Saisie par le « Collectif pour la défense et la protection de la population de Poroani », la maire de Chirongui avait adressé un courrier plutôt vif aux personnes suspectées d’héberger des étrangers en situation irrégulière dont nous nous étions fait l’écho.
Il faut dire que le Collectif, dont nous nous sommes procuré le courrier daté du 22 janvier, avait pris le soin de dresser la liste des personnes susceptibles d’héberger des personnes en situation irrégulière dans le village de Poroani, évoquant « un retour massif de ces personnes dans notre localité. » En l’absence de réaction de la maire, ils informent qu’ils vont reprendre « dans les jours à venir, les actions menées au mois de mars dernier. Nous refusons catégoriquement les inscriptions sauvages des enfants dont les parents sont clandestins. »

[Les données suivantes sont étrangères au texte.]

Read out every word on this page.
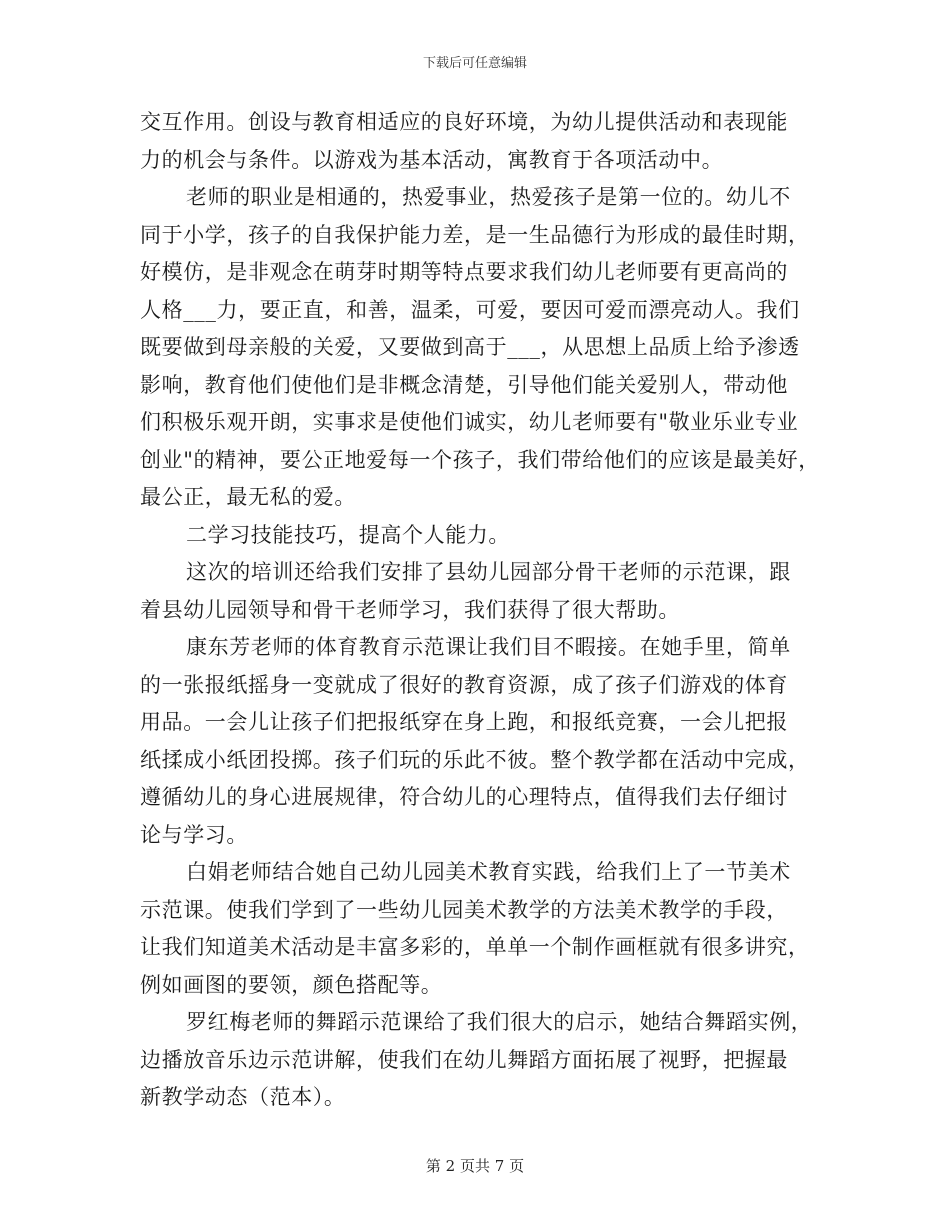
下载后可任意编辑
交互作用。创设与教育相适应的良好环境，为幼儿提供活动和表现能
力的机会与条件。以游戏为基本活动，寓教育于各项活动中。
老师的职业是相通的，热爱事业，热爱孩子是第一位的。幼儿不
同于小学，孩子的自我保护能力差，是一生品德行为形成的最佳时期，
好模仿，是非观念在萌芽时期等特点要求我们幼儿老师要有更高尚的
人格___力，要正直，和善，温柔，可爱，要因可爱而漂亮动人。我们
既要做到母亲般的关爱，又要做到高于___，从思想上品质上给予渗透
影响，教育他们使他们是非概念清楚，引导他们能关爱别人，带动他
们积极乐观开朗，实事求是使他们诚实，幼儿老师要有"敬业乐业专业
创业"的精神，要公正地爱每一个孩子，我们带给他们的应该是最美好，
最公正，最无私的爱。
二学习技能技巧，提高个人能力。
这次的培训还给我们安排了县幼儿园部分骨干老师的示范课，跟
着县幼儿园领导和骨干老师学习，我们获得了很大帮助。
康东芳老师的体育教育示范课让我们目不暇接。在她手里，简单
的一张报纸摇身一变就成了很好的教育资源，成了孩子们游戏的体育
用品。一会儿让孩子们把报纸穿在身上跑，和报纸竞赛，一会儿把报
纸揉成小纸团投掷。孩子们玩的乐此不彼。整个教学都在活动中完成，
遵循幼儿的身心进展规律，符合幼儿的心理特点，值得我们去仔细讨
论与学习。
白娟老师结合她自己幼儿园美术教育实践，给我们上了一节美术
示范课。使我们学到了一些幼儿园美术教学的方法美术教学的手段，
让我们知道美术活动是丰富多彩的，单单一个制作画框就有很多讲究，
例如画图的要领，颜色搭配等。
罗红梅老师的舞蹈示范课给了我们很大的启示，她结合舞蹈实例，
边播放音乐边示范讲解，使我们在幼儿舞蹈方面拓展了视野，把握最
新教学动态（范本）。
第 2 页共 7 页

Le même schéma et le même procédé qui a conduit une propriétaire “délogeuse” devant le tribunal la semaine dernière. La pression du collectif incite à des opérations de quasi-lynchage.
« Une situation apaisée »
Face à la fronde, Roukia Lahadji a donc adressé des courriers aux 28 personnes concernées, dont un conseiller municipal, leur demandant de « prendre des mesures », c’est à dire d’arrêter de loger ces personnes, et rappelant les peines encourues pour Aide à l’entrée et au séjour de personnes en situation irrégulière, « 5 ans de prison et une amende de 30.000 euros. »

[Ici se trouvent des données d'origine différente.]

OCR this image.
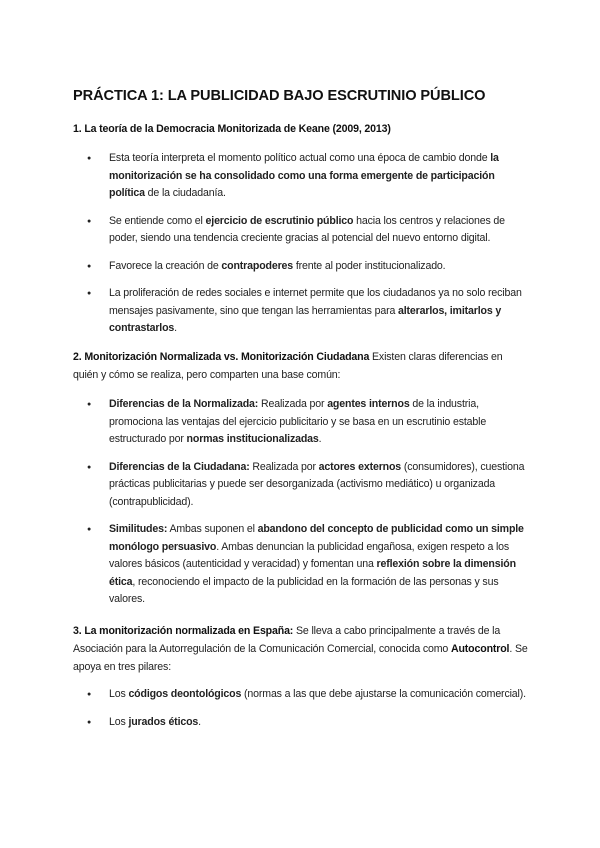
PRÁCTICA 1: LA PUBLICIDAD BAJO ESCRUTINIO PÚBLICO
1. La teoría de la Democracia Monitorizada de Keane (2009, 2013)
● Esta teoría interpreta el momento político actual como una época de cambio donde la monitorización se ha consolidado como una forma emergente de participación política de la ciudadanía.
● Se entiende como el ejercicio de escrutinio público hacia los centros y relaciones de poder, siendo una tendencia creciente gracias al potencial del nuevo entorno digital.
● Favorece la creación de contrapoderes frente al poder institucionalizado.
● La proliferación de redes sociales e internet permite que los ciudadanos ya no solo reciban mensajes pasivamente, sino que tengan las herramientas para alterarlos, imitarlos y contrastarlos.
2. Monitorización Normalizada vs. Monitorización Ciudadana Existen claras diferencias en quién y cómo se realiza, pero comparten una base común:
● Diferencias de la Normalizada: Realizada por agentes internos de la industria, promociona las ventajas del ejercicio publicitario y se basa en un escrutinio estable estructurado por normas institucionalizadas.
● Diferencias de la Ciudadana: Realizada por actores externos (consumidores), cuestiona prácticas publicitarias y puede ser desorganizada (activismo mediático) u organizada (contrapublicidad).
● Similitudes: Ambas suponen el abandono del concepto de publicidad como un simple monólogo persuasivo. Ambas denuncian la publicidad engañosa, exigen respeto a los valores básicos (autenticidad y veracidad) y fomentan una reflexión sobre la dimensión ética, reconociendo el impacto de la publicidad en la formación de las personas y sus valores.
3. La monitorización normalizada en España: Se lleva a cabo principalmente a través de la Asociación para la Autorregulación de la Comunicación Comercial, conocida como Autocontrol. Se apoya en tres pilares:
● Los códigos deontológicos (normas a las que debe ajustarse la comunicación comercial).
● Los jurados éticos.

Nous avons contacté la maire sur cette pression de ses administrés : « Le courrier envoyé aux personnes concernées avait comme objectif de calmer les esprits, je ne voulais pas que des actions reprennent. Et de fait, il n’y a pas eu de décasages le week-end dernier, la situation s’est apaisée grâce à cette démarche. J’ai ensuite saisi le procureur le 14 février. Je suis en attente de sa réponse. »

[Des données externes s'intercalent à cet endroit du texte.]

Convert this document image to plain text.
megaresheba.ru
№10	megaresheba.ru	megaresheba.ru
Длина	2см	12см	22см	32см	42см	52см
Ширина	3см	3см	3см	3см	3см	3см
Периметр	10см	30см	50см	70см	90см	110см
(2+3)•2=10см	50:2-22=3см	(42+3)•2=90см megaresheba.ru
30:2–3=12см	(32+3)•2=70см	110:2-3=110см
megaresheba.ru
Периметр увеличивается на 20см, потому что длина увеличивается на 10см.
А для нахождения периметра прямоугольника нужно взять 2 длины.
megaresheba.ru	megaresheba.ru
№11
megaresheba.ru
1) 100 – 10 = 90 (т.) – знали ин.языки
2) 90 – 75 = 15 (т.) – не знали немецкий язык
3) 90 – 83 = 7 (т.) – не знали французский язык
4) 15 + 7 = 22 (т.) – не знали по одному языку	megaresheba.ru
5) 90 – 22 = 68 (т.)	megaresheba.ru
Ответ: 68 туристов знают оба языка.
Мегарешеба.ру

Communiquer auprès des Collectifs et des personnes en situation irrégulière
L’heure est à la communication. Tout d’abord, sur les risques encourus. S’il est vrai que la loi prévoit bien les sanctions annoncées par la maire, il faut pouvoir prouver que l’hébergement est soumis à contrepartie, notamment financière. Et elles sont nulles, s’il s’agit d’un secours à un membre de la famille, ou un accueil destiné à proposer des conditions de vie digne. Un ensemble d’éléments que les plaignants doivent fournir précisément au procureur s’ils veulent voir se matérialiser une action publique.
Nous avons contacté le parquet. Mais nous tombons dans un entre-deux, Joël Garrigue n’étant plus sur le territoire, et Camille Miansoni venant à peine d’arriver, pour une prise de fonction officielle le 3 avril. Le vice-procureur Philippe Léonardo n’avait pas d’information sur cette affaire, « la maire doit aussi contacter la préfecture », nous expliquait-il.
Une patate chaude que ces risques de reprise de « décasages » à Mayotte… Que personne ne veut garder en main.